I’m currently watching Star Trek: The Next Generation for the first time (just started season 6). I know, I know – how did a nerd like me miss the boat? Part of it was the fact that I was born the same year the series started, so you’ll have to excuse my past baby self for not tuning in. I’m also the only person in my family who likes sci-fi, so I wasn’t exposed to it there. But frankly, I avoided Star Trek for a long time because I thought it was the world of asocial uber-nerds who liked to blow up stuff with phasers and fabricate technobabble to pretend to be scientific. However, when a friend of mine told me that it was one of the best SciFi series ever, I had to watch it.
First of all, the science on the show is fantastic overall. There are so many moments where I find myself thinking as a biologist, “Hey, yeah, that’s completely plausible!” You can imagine my glee when it was revealed that a Klingon spy was managing to sneak messages past the transporter’s filters by encoding them as amino acid sequences.
I also can’t stop thinking how damn progressive the show is, especially when I remember it was made over two decades ago. I had no idea that an integral part of every episode is discussing ethics, humanism, and social justice. Or that half the scenes would be in meetings, trials, or diplomacy. To me, one of the most striking example of the show’s progressive values is the relationship between Will Riker and Deanna Troi. I swear they have the most supportive, healthy fuckbuddy relationship that I’ve ever seen on television.

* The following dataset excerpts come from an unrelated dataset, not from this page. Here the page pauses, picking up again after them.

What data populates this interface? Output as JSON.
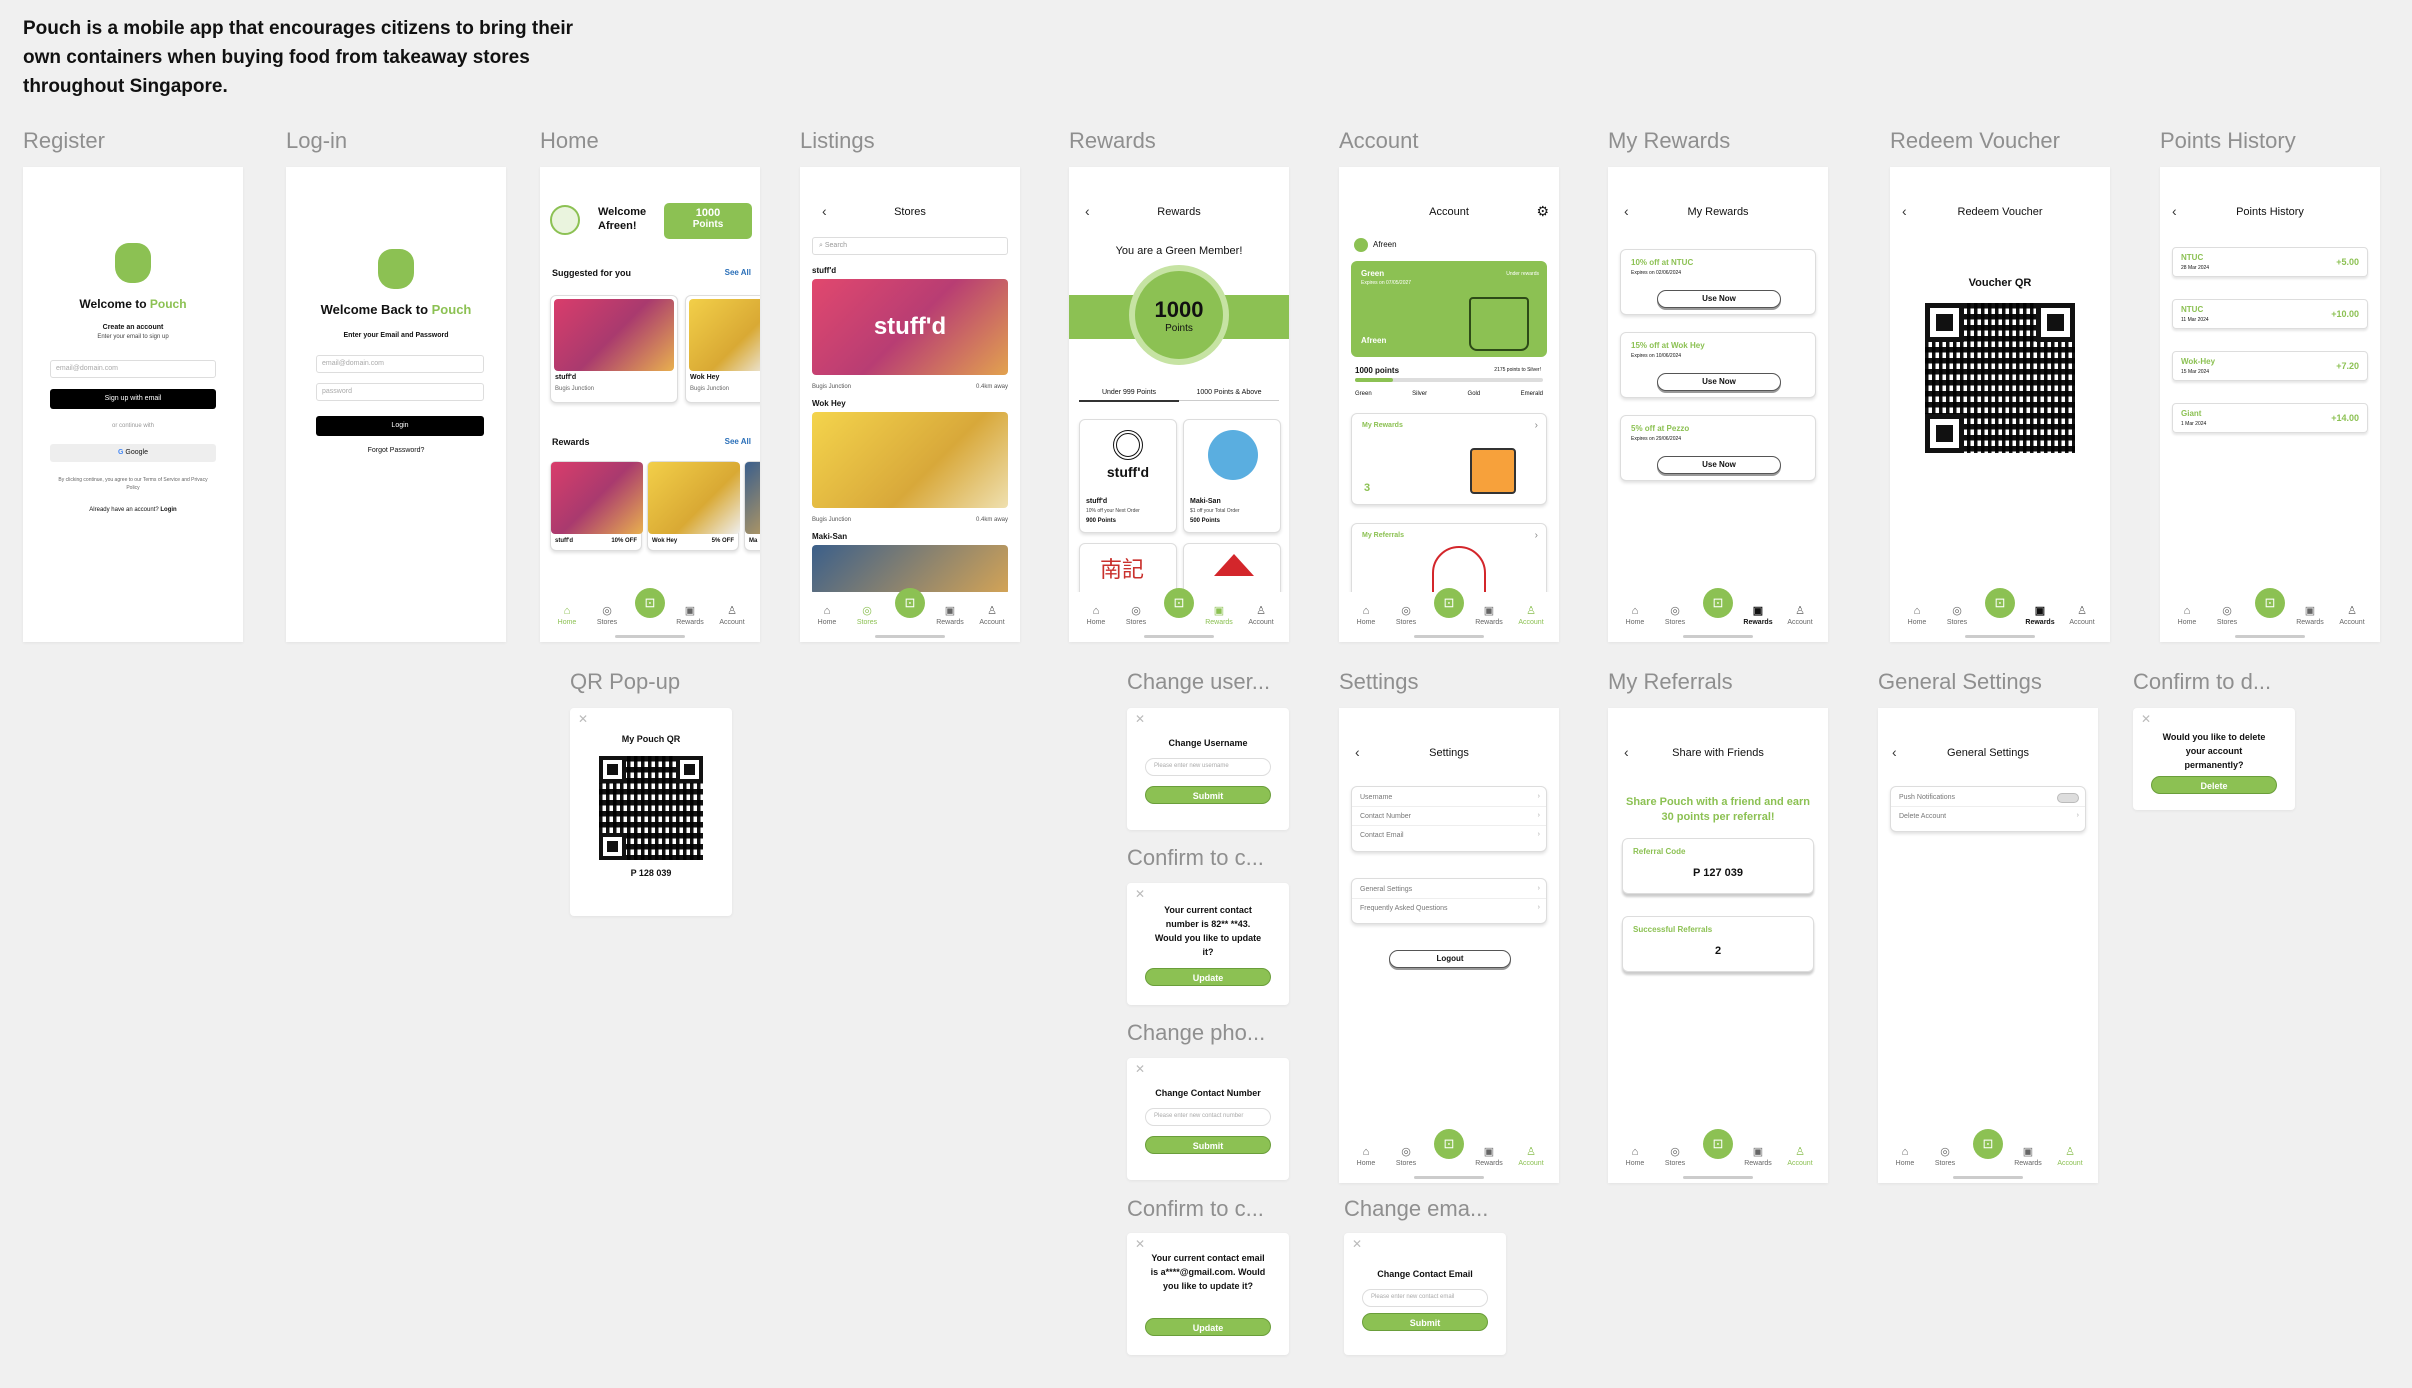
{
  "intro": "Pouch is a mobile app that encourages citizens to bring their own containers when buying food from takeaway stores throughout Singapore.",
  "labels": {
    "register": "Register",
    "login": "Log-in",
    "home": "Home",
    "listings": "Listings",
    "rewards": "Rewards",
    "account": "Account",
    "my_rewards": "My Rewards",
    "redeem_voucher": "Redeem Voucher",
    "points_history": "Points History",
    "qr_popup": "QR Pop-up",
    "change_user": "Change user...",
    "confirm_contact": "Confirm to c...",
    "change_phone": "Change pho...",
    "confirm_email": "Confirm to c...",
    "settings": "Settings",
    "change_email": "Change ema...",
    "my_referrals": "My Referrals",
    "general_settings": "General Settings",
    "confirm_delete": "Confirm to d..."
  },
  "tabs": {
    "home": "Home",
    "stores": "Stores",
    "rewards": "Rewards",
    "account": "Account"
  },
  "register": {
    "welcome_pre": "Welcome to ",
    "brand": "Pouch",
    "subtitle": "Create an account",
    "hint": "Enter your email to sign up",
    "email_placeholder": "email@domain.com",
    "signup": "Sign up with email",
    "or": "or continue with",
    "google": "Google",
    "terms": "By clicking continue, you agree to our Terms of Service and Privacy Policy",
    "already": "Already have an account? ",
    "login_link": "Login"
  },
  "login": {
    "welcome_pre": "Welcome Back to ",
    "brand": "Pouch",
    "subtitle": "Enter your Email and Password",
    "email_placeholder": "email@domain.com",
    "password_placeholder": "password",
    "login": "Login",
    "forgot": "Forgot Password?"
  },
  "home": {
    "welcome": "Welcome Afreen!",
    "points_value": "1000",
    "points_label": "Points",
    "suggested": "Suggested for you",
    "see_all": "See All",
    "stores": [
      {
        "name": "stuff'd",
        "loc": "Bugis Junction"
      },
      {
        "name": "Wok Hey",
        "loc": "Bugis Junction"
      }
    ],
    "rewards_title": "Rewards",
    "rewards": [
      {
        "name": "stuff'd",
        "off": "10% OFF"
      },
      {
        "name": "Wok Hey",
        "off": "5% OFF"
      },
      {
        "name": "Ma",
        "off": ""
      }
    ]
  },
  "listings": {
    "title": "Stores",
    "search": "Search",
    "items": [
      {
        "name": "stuff'd",
        "loc": "Bugis Junction",
        "dist": "0.4km away"
      },
      {
        "name": "Wok Hey",
        "loc": "Bugis Junction",
        "dist": "0.4km away"
      },
      {
        "name": "Maki-San",
        "loc": "",
        "dist": ""
      }
    ]
  },
  "rewards": {
    "title": "Rewards",
    "member": "You are a Green Member!",
    "points": "1000",
    "points_label": "Points",
    "tab1": "Under 999 Points",
    "tab2": "1000 Points & Above",
    "cards": [
      {
        "name": "stuff'd",
        "desc": "10% off your Next Order",
        "pts": "900 Points"
      },
      {
        "name": "Maki-San",
        "desc": "$1 off your Total Order",
        "pts": "500 Points"
      }
    ]
  },
  "account": {
    "title": "Account",
    "user": "Afreen",
    "tier": "Green",
    "expires": "Expires on 07/05/2027",
    "under": "Under rewards",
    "card_name": "Afreen",
    "points": "1000 points",
    "to_silver": "2175 points to Silver!",
    "tiers": [
      "Green",
      "Silver",
      "Gold",
      "Emerald"
    ],
    "my_rewards": "My Rewards",
    "rewards_count": "3",
    "my_referrals": "My Referrals"
  },
  "my_rewards": {
    "title": "My Rewards",
    "use_now": "Use Now",
    "items": [
      {
        "name": "10% off at NTUC",
        "exp": "Expires on 02/06/2024"
      },
      {
        "name": "15% off at Wok Hey",
        "exp": "Expires on 10/06/2024"
      },
      {
        "name": "5% off at Pezzo",
        "exp": "Expires on 29/06/2024"
      }
    ]
  },
  "redeem": {
    "title": "Redeem Voucher",
    "qr_label": "Voucher QR"
  },
  "history": {
    "title": "Points History",
    "items": [
      {
        "name": "NTUC",
        "date": "28 Mar 2024",
        "pts": "+5.00"
      },
      {
        "name": "NTUC",
        "date": "11 Mar 2024",
        "pts": "+10.00"
      },
      {
        "name": "Wok-Hey",
        "date": "15 Mar 2024",
        "pts": "+7.20"
      },
      {
        "name": "Giant",
        "date": "1 Mar 2024",
        "pts": "+14.00"
      }
    ]
  },
  "qr_popup": {
    "title": "My Pouch QR",
    "code": "P 128 039"
  },
  "change_user": {
    "title": "Change Username",
    "placeholder": "Please enter new username",
    "submit": "Submit"
  },
  "confirm_contact": {
    "text": "Your current contact number is 82** **43. Would you like to update it?",
    "update": "Update"
  },
  "change_phone": {
    "title": "Change Contact Number",
    "placeholder": "Please enter new contact number",
    "submit": "Submit"
  },
  "confirm_email": {
    "text": "Your current contact email is a****@gmail.com. Would you like to update it?",
    "update": "Update"
  },
  "settings": {
    "title": "Settings",
    "rows1": [
      "Username",
      "Contact Number",
      "Contact Email"
    ],
    "rows2": [
      "General Settings",
      "Frequently Asked Questions"
    ],
    "logout": "Logout"
  },
  "change_email": {
    "title": "Change Contact Email",
    "placeholder": "Please enter new contact email",
    "submit": "Submit"
  },
  "referrals": {
    "title": "Share with Friends",
    "headline": "Share Pouch with a friend and earn 30 points per referral!",
    "code_label": "Referral Code",
    "code": "P 127 039",
    "success_label": "Successful Referrals",
    "success": "2"
  },
  "general": {
    "title": "General Settings",
    "push": "Push Notifications",
    "delete": "Delete Account"
  },
  "delete_confirm": {
    "text": "Would you like to delete your account permanently?",
    "delete": "Delete"
  },
  "colors": {
    "accent": "#8cc153",
    "accent_dark": "#6a9e3a",
    "label": "#8f8f8f"
  },
  "icons": [
    "pouch-logo-icon",
    "home-icon",
    "stores-icon",
    "qr-icon",
    "rewards-icon",
    "account-icon",
    "back-icon",
    "gear-icon",
    "search-icon",
    "close-icon",
    "chevron-right-icon"
  ]
}
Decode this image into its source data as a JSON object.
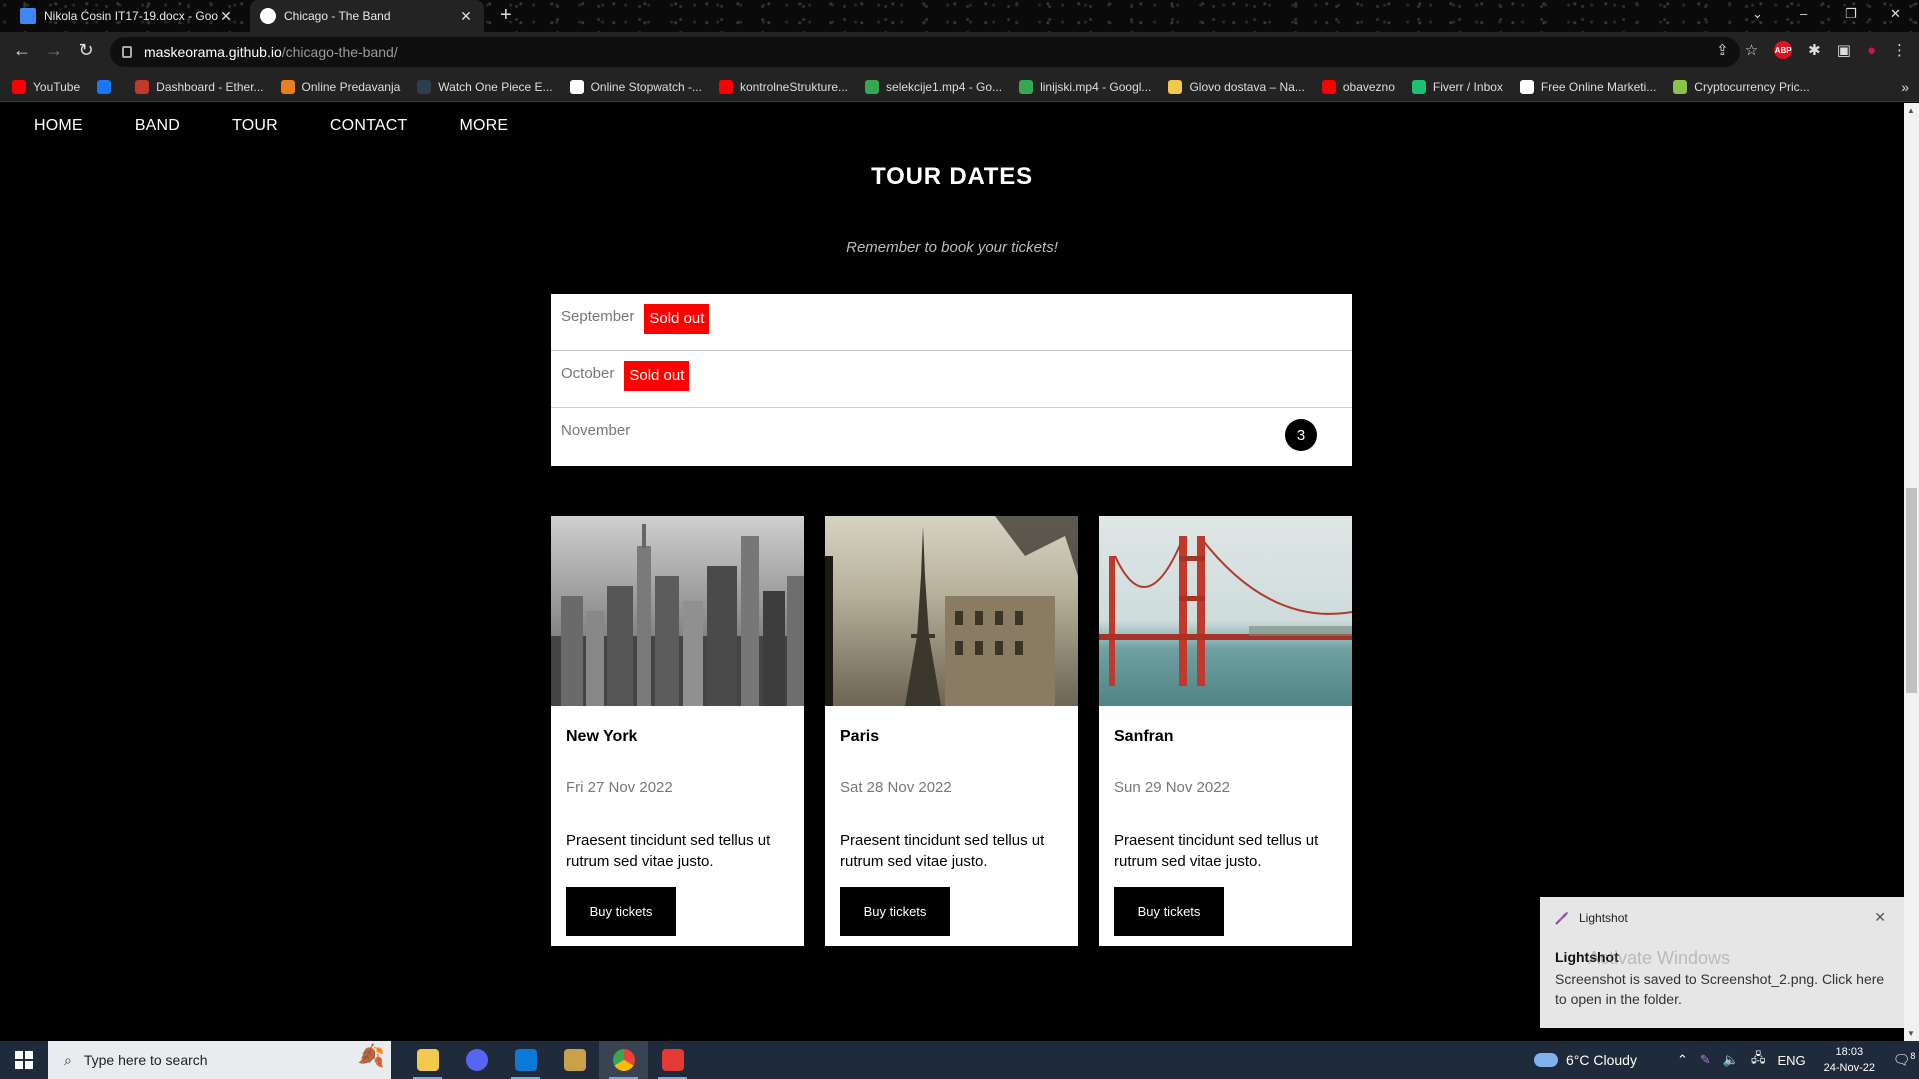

But of course, there are some things in the show that bug me. I think this is inevitable when dealing with speculative sci-fi, since there are always some consequences of technology that writers don’t immediately thing about. Thankfully nitpicking these conundrums seems to be an essential part of being a Star Trek fan, so I have to get these off my chest:
- Why doesn’t anyone on the Enterprise wear gloves? If this has a simple explanation like “the ship generates an invisible glove force field when required,” please tell me. Because right now, every time Dr. Crusher touches a patient with some horrible alien disease, or Geordi handles some hazardous substance in the cargo bay, or someone touches a piece of evidence with bare hands, the scientist in me dies a little.
- Why does everyone conveniently ignore the curative power of the transporter? When Dr. Pulaski is rapidly aged by an antibody that alters her DNA, the crew uses her old genome sequence as a filter in the transporter to transport her back in her previous state. No one mentions that they’ve come up with a cure to all cancer, but perhaps that’s because by the 24th century, cancer has already been cured in a different way. But they’ve also cured aging – just use an old transporter scan and you’ll keep being loaded as your 25 year old self.
- How is Lt. Broccoli – sorry, Barclay – able to see and grab creatures in the energy stream during transport? If every molecule in your body is being turned into energy…how is sight or movement possible?
- Why doesn’t anyone on the Enterprise seem to have any sense of urgency? I swear it took a couple of seasons to see anyone break into a light jog, let alone a run. I don’t know how many scenes I’ve watched where Worf and his security team casually walk to part of a ship to apprehend a dangerous alien/crew member/what have you. You think they’d be liberally using the transporter. You think you’re going to get away? BAM, Worf just teleported right in front of you! Or better yet, we teleported you to a holding cell.
- When Geordi and Ensign Ro are believed to be dead but they’re actually on the Enterprise out of phase, at the end of the episode Geordi is ravenous because they haven’t eaten in two days. So we know even though they’re out of phase, they’re still having normal bodily functions. …So where did they poop during these two days? I know it’s not the most important question in the Star Trek universe, but knowing there’s phased poop hidden on the Enterprise fills me with endless mirth.
- But the most baffling thing of all…why the hell does Synthehol exist? Why would you keep the awful taste of alcohol and get rid of the main point of drinking it, the intoxicating effects? If there’s anything in Star Trek that makes it hard for me to suspend disbelief, it’s this.